After all that is done, I pull off the beekeeper hood and look thoughtful and say that I'll be back in a week. Then I come back in a week and give a powerpoint presentation that contains lots of graphs. I point to the graphs with a pointer, which is useful for pointing, and say things about 'sectors' and 'quarters' and 'synergies' and 'utilisations' and 'deliverables'. Then I pack up my presentation equipment and charge an astronomical fee for my time.

My clients are usually pleased with what I do as the results provided are open to interpretation and can justify whatever the clients need justifying or validate whatever notion they had before I arrived. It is with the help of my expertise that services have been privatised and ghosts exorcised. I have given restaurants certificates of hygiene and recommended that vicinities be doused in phosgene. Or so it seems. I did no such thing but I didn't do otherwise either. I just provided abstract data that can be construed any old way.

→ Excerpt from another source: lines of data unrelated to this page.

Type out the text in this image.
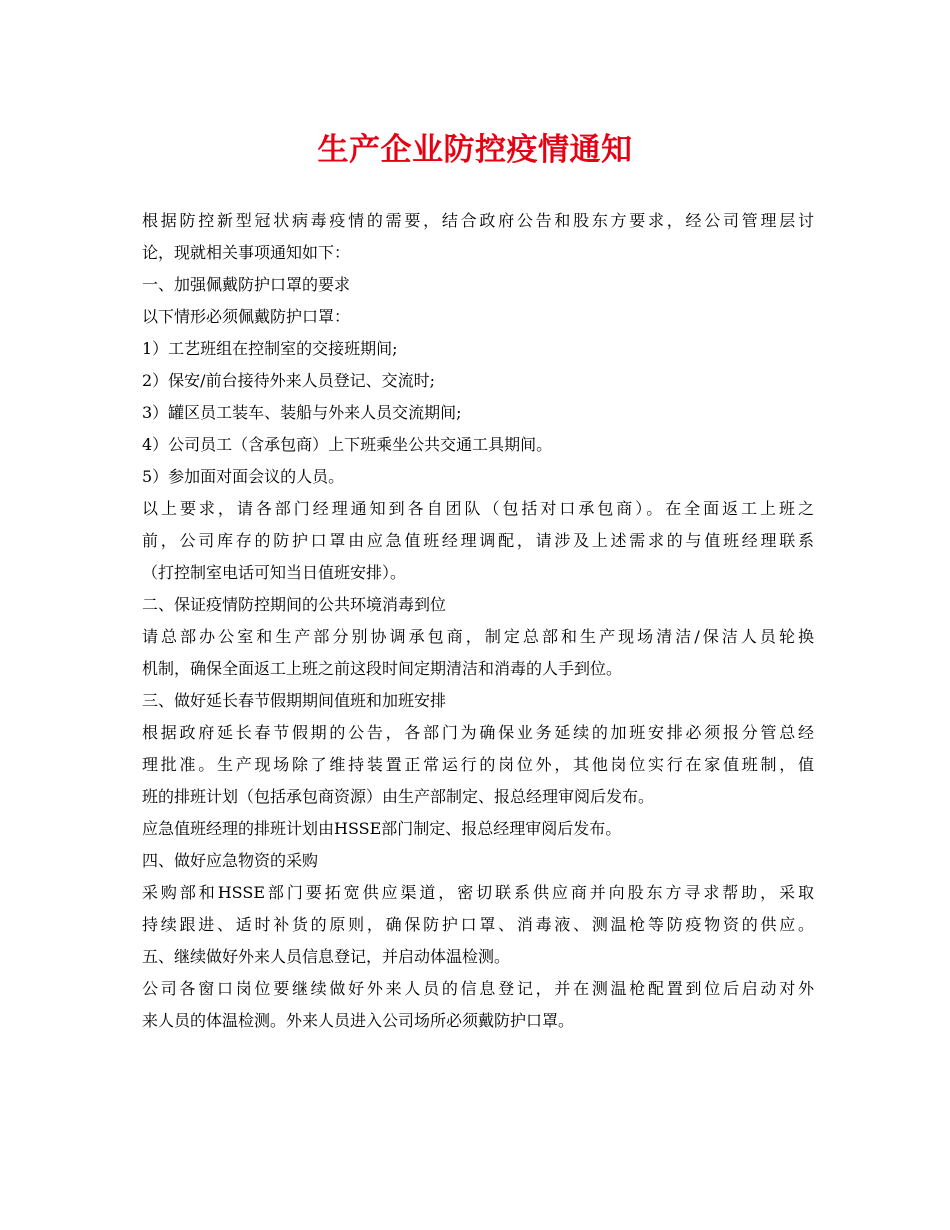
生产企业防控疫情通知
根据防控新型冠状病毒疫情的需要，结合政府公告和股东方要求，经公司管理层讨
论，现就相关事项通知如下：
一、加强佩戴防护口罩的要求
以下情形必须佩戴防护口罩：
1）工艺班组在控制室的交接班期间;
2）保安/前台接待外来人员登记、交流时;
3）罐区员工装车、装船与外来人员交流期间;
4）公司员工（含承包商）上下班乘坐公共交通工具期间。
5）参加面对面会议的人员。
以上要求，请各部门经理通知到各自团队（包括对口承包商）。在全面返工上班之
前，公司库存的防护口罩由应急值班经理调配，请涉及上述需求的与值班经理联系
（打控制室电话可知当日值班安排）。
二、保证疫情防控期间的公共环境消毒到位
请总部办公室和生产部分别协调承包商，制定总部和生产现场清洁/保洁人员轮换
机制，确保全面返工上班之前这段时间定期清洁和消毒的人手到位。
三、做好延长春节假期期间值班和加班安排
根据政府延长春节假期的公告，各部门为确保业务延续的加班安排必须报分管总经
理批准。生产现场除了维持装置正常运行的岗位外，其他岗位实行在家值班制，值
班的排班计划（包括承包商资源）由生产部制定、报总经理审阅后发布。
应急值班经理的排班计划由HSSE部门制定、报总经理审阅后发布。
四、做好应急物资的采购
采购部和HSSE部门要拓宽供应渠道，密切联系供应商并向股东方寻求帮助，采取
持续跟进、适时补货的原则，确保防护口罩、消毒液、测温枪等防疫物资的供应。
五、继续做好外来人员信息登记，并启动体温检测。
公司各窗口岗位要继续做好外来人员的信息登记，并在测温枪配置到位后启动对外
来人员的体温检测。外来人员进入公司场所必须戴防护口罩。
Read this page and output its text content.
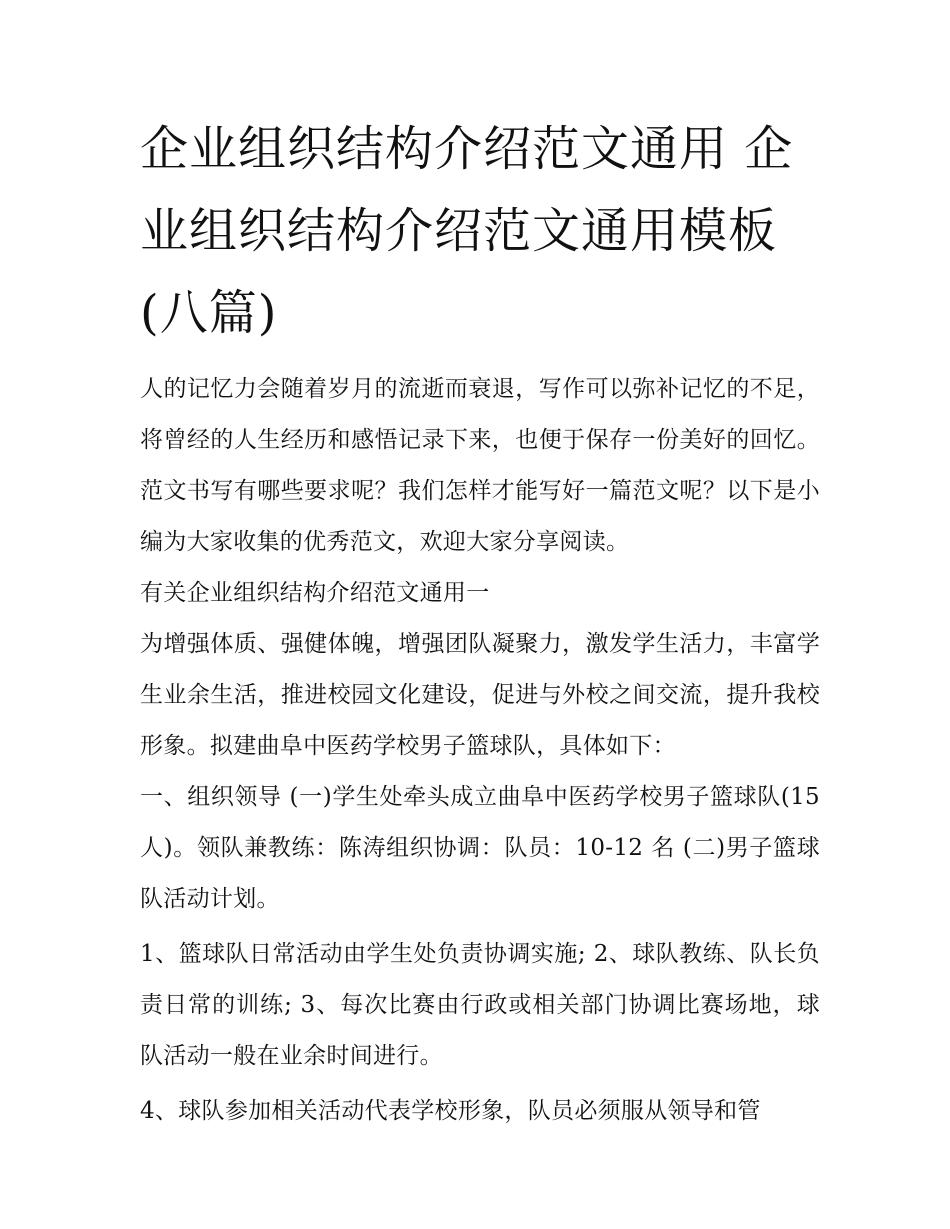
企业组织结构介绍范文通用 企业组织结构介绍范文通用模板(八篇)

人的记忆力会随着岁月的流逝而衰退，写作可以弥补记忆的不足，将曾经的人生经历和感悟记录下来，也便于保存一份美好的回忆。范文书写有哪些要求呢？我们怎样才能写好一篇范文呢？以下是小编为大家收集的优秀范文，欢迎大家分享阅读。

有关企业组织结构介绍范文通用一

为增强体质、强健体魄，增强团队凝聚力，激发学生活力，丰富学生业余生活，推进校园文化建设，促进与外校之间交流，提升我校形象。拟建曲阜中医药学校男子篮球队，具体如下：

一、组织领导 (一)学生处牵头成立曲阜中医药学校男子篮球队(15 人)。领队兼教练：陈涛组织协调：队员：10-12 名 (二)男子篮球队活动计划。

1、篮球队日常活动由学生处负责协调实施; 2、球队教练、队长负责日常的训练; 3、每次比赛由行政或相关部门协调比赛场地，球队活动一般在业余时间进行。

4、球队参加相关活动代表学校形象，队员必须服从领导和管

Actual experts have objected to my consultative enterprise. They say that one man could not possibly be an expert in all things and that it takes years to become an expert in just one field. However, to allay any worries these expert opinions might cause my clients, I did a study on the opinions of these other experts. This study resulted in a graph that (depending on what you choose to see in it) proved the expert opinions on my expertise to be far from expert. That seemed to do the trick as my clients did not want the actions they took upon my advice to be found dubious. I didn't bother wearing the beekeeper outfit for that one but I do sometimes wear it at home. I find that I am more relaxed with it on. When I remove it I am sometimes gripped by an overwhelming sense of doubt and the unshakeable feeling that the whole world is completely and utterly insane.
The above graph clearly proves something. 
Unless it's upside down, in which case it clearly proves something else.

Wednesday, July 16, 2014


The sun calls and the grass beckons and the children run into the fields to play as they do and as they must and the children get blown to bits by land mines planted by adults.

And great gifts fall from the sky as if from Santa's sleigh and they whistle as they plummet toward the earth where they kill children as they do and as they must because adults always know what's for the best.

'Thank you Daddy' say the charred remains, the scattered limbs, the ashes and the blood stains. And a monument is built so no one will forget but life goes on and the children ask 'is it Christmas yet?'

The children can't wait to see what they're going to get. A toy gun, a toy tank, a model army jet with which to play at killing as they do and as they must,
just like the adults in whom they place their trust.